17 Temmuz 2016 Pazar

ben onları anlamazdım


Ne idüğü belirsiz derlerdi, ben onları hiç anlamazdımBen onları hiç anlamazdım, krizantem derlerdi, soramazdım. Kaçardım sürekli gülü sevenlerin dikenine. Kaçardım sürekli dikkatsiz bir biçimde ve çarpardım aklımı sivri köşeli yerlere.
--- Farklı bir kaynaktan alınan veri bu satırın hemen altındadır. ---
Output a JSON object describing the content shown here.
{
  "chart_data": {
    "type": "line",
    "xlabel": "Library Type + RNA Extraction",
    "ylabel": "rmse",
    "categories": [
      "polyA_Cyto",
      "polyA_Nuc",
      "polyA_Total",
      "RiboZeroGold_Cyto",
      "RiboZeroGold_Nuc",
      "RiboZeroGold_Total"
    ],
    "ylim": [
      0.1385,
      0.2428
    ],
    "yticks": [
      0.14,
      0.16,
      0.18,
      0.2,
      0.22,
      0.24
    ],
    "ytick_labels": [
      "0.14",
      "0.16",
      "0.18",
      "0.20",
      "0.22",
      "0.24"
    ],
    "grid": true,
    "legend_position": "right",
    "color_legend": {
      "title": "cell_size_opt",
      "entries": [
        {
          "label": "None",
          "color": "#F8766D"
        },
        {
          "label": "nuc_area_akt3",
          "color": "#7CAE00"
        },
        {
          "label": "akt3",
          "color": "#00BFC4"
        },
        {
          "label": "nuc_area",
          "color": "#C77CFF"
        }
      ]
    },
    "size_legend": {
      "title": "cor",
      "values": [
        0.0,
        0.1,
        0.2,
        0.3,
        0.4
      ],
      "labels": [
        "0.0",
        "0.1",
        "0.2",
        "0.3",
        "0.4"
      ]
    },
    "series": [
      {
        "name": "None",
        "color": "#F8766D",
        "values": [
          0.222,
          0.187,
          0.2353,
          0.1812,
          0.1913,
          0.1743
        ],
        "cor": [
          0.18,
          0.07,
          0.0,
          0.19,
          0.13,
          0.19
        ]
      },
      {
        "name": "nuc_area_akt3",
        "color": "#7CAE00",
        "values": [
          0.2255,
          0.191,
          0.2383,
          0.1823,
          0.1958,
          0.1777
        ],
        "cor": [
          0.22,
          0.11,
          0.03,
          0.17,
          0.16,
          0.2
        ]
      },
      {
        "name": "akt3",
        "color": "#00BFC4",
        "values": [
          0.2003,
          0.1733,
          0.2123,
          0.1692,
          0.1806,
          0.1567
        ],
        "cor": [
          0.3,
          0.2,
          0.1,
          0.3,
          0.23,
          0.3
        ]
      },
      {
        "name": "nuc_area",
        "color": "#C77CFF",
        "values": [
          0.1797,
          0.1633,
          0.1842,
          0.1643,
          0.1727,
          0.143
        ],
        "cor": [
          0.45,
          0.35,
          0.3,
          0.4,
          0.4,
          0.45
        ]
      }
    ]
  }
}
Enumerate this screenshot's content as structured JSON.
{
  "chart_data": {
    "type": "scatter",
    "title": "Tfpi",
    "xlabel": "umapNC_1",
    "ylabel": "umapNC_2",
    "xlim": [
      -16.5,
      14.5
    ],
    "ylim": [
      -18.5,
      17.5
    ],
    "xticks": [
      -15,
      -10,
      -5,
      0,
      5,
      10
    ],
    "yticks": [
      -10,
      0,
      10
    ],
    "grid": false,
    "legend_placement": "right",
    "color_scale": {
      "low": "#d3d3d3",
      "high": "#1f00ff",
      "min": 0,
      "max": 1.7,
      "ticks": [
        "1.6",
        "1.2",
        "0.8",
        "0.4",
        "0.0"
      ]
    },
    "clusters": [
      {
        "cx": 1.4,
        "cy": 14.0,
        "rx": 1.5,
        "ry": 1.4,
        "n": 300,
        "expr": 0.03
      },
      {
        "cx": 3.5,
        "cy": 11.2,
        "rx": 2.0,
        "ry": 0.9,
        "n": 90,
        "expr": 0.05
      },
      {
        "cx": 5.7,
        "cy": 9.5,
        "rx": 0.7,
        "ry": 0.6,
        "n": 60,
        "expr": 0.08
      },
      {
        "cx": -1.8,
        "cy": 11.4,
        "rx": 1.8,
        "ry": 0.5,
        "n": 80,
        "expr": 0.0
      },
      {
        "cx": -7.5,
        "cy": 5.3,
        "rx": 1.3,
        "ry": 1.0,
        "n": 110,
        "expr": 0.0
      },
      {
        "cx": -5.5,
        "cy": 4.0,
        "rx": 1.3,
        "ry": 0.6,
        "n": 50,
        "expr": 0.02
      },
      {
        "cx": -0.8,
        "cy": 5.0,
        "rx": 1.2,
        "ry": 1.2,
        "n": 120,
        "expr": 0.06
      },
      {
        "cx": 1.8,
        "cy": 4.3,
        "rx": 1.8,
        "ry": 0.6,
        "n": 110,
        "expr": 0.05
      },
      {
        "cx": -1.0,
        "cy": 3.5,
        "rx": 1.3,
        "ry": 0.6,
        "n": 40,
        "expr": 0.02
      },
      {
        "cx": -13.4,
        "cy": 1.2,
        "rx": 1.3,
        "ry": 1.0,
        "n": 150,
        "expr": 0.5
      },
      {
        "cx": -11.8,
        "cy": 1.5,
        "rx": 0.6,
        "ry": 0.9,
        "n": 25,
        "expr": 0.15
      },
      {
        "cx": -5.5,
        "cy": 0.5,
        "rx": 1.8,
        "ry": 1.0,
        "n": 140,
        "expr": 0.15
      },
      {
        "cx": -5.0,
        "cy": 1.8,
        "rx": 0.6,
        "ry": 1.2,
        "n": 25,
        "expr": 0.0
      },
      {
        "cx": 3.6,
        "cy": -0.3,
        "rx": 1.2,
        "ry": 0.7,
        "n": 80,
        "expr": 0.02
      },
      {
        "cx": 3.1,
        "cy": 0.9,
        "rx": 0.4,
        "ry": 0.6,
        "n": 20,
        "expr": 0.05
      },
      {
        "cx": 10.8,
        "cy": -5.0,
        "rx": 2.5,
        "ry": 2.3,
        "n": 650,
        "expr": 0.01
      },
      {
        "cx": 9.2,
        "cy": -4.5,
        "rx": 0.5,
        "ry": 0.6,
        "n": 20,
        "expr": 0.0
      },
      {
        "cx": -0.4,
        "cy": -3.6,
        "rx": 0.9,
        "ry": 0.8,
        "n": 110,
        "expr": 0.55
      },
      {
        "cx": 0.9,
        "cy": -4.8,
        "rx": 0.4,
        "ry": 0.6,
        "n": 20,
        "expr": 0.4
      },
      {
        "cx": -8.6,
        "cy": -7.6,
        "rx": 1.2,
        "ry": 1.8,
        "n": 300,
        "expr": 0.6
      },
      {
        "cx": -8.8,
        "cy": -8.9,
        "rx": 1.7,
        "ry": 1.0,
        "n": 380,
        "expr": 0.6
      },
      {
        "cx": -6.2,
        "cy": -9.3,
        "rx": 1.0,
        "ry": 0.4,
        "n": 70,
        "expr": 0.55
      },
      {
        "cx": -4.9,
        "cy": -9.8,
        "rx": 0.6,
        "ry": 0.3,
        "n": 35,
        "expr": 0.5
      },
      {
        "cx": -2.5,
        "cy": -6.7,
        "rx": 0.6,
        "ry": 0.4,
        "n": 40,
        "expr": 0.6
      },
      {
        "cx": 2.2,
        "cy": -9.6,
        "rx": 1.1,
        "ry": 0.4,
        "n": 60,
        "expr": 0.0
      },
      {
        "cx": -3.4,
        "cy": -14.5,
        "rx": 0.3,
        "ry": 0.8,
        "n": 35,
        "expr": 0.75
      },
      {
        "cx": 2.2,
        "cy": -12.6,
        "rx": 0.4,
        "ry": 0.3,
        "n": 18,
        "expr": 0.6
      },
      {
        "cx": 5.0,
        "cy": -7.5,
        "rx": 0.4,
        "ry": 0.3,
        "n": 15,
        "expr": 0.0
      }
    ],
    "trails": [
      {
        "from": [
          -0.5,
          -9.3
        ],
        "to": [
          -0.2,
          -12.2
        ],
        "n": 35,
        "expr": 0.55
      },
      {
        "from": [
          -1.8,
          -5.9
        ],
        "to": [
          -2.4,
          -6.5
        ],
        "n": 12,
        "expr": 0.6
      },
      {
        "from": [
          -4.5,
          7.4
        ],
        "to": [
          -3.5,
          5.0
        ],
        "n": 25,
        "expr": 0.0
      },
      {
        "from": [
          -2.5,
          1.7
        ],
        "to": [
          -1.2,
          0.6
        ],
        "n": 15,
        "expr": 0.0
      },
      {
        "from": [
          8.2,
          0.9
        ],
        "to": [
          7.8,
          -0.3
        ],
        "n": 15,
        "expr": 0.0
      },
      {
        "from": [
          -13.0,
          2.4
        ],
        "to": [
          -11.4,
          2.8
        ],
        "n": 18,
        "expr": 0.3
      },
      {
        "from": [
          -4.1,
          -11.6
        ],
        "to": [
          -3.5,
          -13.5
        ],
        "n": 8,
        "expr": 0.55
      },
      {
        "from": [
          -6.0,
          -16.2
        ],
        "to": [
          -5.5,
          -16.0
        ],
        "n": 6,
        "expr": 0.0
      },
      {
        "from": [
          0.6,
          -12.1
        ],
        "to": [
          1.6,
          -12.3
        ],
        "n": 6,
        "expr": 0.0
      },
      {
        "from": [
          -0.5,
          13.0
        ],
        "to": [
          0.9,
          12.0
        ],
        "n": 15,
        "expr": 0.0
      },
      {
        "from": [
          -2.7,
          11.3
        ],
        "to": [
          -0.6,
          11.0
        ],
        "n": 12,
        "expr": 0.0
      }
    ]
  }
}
Acır derlerdi, bilemezdim, ten acır, can acır, dil acır. 
Yangına körükle gidenler var derlerdi, bilmezdim, anlamazdım, sormazdım.
Sevdiğim bir dizide Cehennem Cevdet vardı. Cehennem nasıl olunurdu, biraz tahmin ederdim. Biraz sezer gibi olduğumda ben de büyümüş olmalıyım. Anne olmadıkça anlamazsın derlerdi ve ben uslu olurdum o zaman. Sezer miydim bilmiyorum ama usluluğun türküsüydü sanki anne olmadıkça deyişi…
Zihin bir okyanustur derlerdi, gülerdim katıla katıla. Zihnim gıdıklanan bir okyanus o zaman derdim. Zihnimde uyuklayan caretta carettalar ne zaman uyanır diye düşünürdüm. Caretta caretta diye şarkılar söylerdim. 
Bir insanın kulu kölesi olmak ne demek hiç anlamazdım.
Özgürlüğü seziyordum, bilinmezliğin yarattığı ferah, şekillenebilir olma hissine bayılıyordum.
Mis gibi uyandım diyordum bazı sabahlar.  İleri görüşlü nasıl olunur diye ciddi ciddi düşündüğüm de oldu. Ten, can, dil nasıl acır ki diye soramadığım da oldu.
Ne idüğü belirsiz kişi ne demekti, bilmezdim. Bembeyaz giyinen kaptanların hayranı, Şeytan Rıdvan’ın taraftarı, Red Kit’in ıslığı olurdum, onlar da beni anlamazdı.
Bir insana aşık olmadıkça insan kendini tanıyamaz derdim. Sözcük seçimimi uygun bulmazlardı. 
Bir insana aşık olmadıkça insanın dünyada bulunması bir yapbozun bütününü görmeden onu bitirmeye çalışması derdim. Cümlemin kuruluşunu beğenmezlerdi.
Anlaşamazdık bir türlü… Ta ki onu tanıyıp kendimi yorana kadar çalışınca, kendimi anlamlara bulaya bulaya yazınca, başkalarını can kulağı ile dinlemek nedir, anladım. Dert ortağı olmak, bir sırra vakıf olmak nedir anlar gibi oldum. 
Ten nasıl acır, dil nasıl acır, can nasıl acır, acımadan nasıl güleç olunur, nasıl yürekli durulur, bu ölümlü dünyada misafir olduğumuz nasıl anlaşılırdı ki…
Dalıp gittim başka zihinlerin okyanuslarına yani kitaplara. Başka gözlerde caretta carettalar gördüm ve babamın sesini duydum: “Dikkat et.”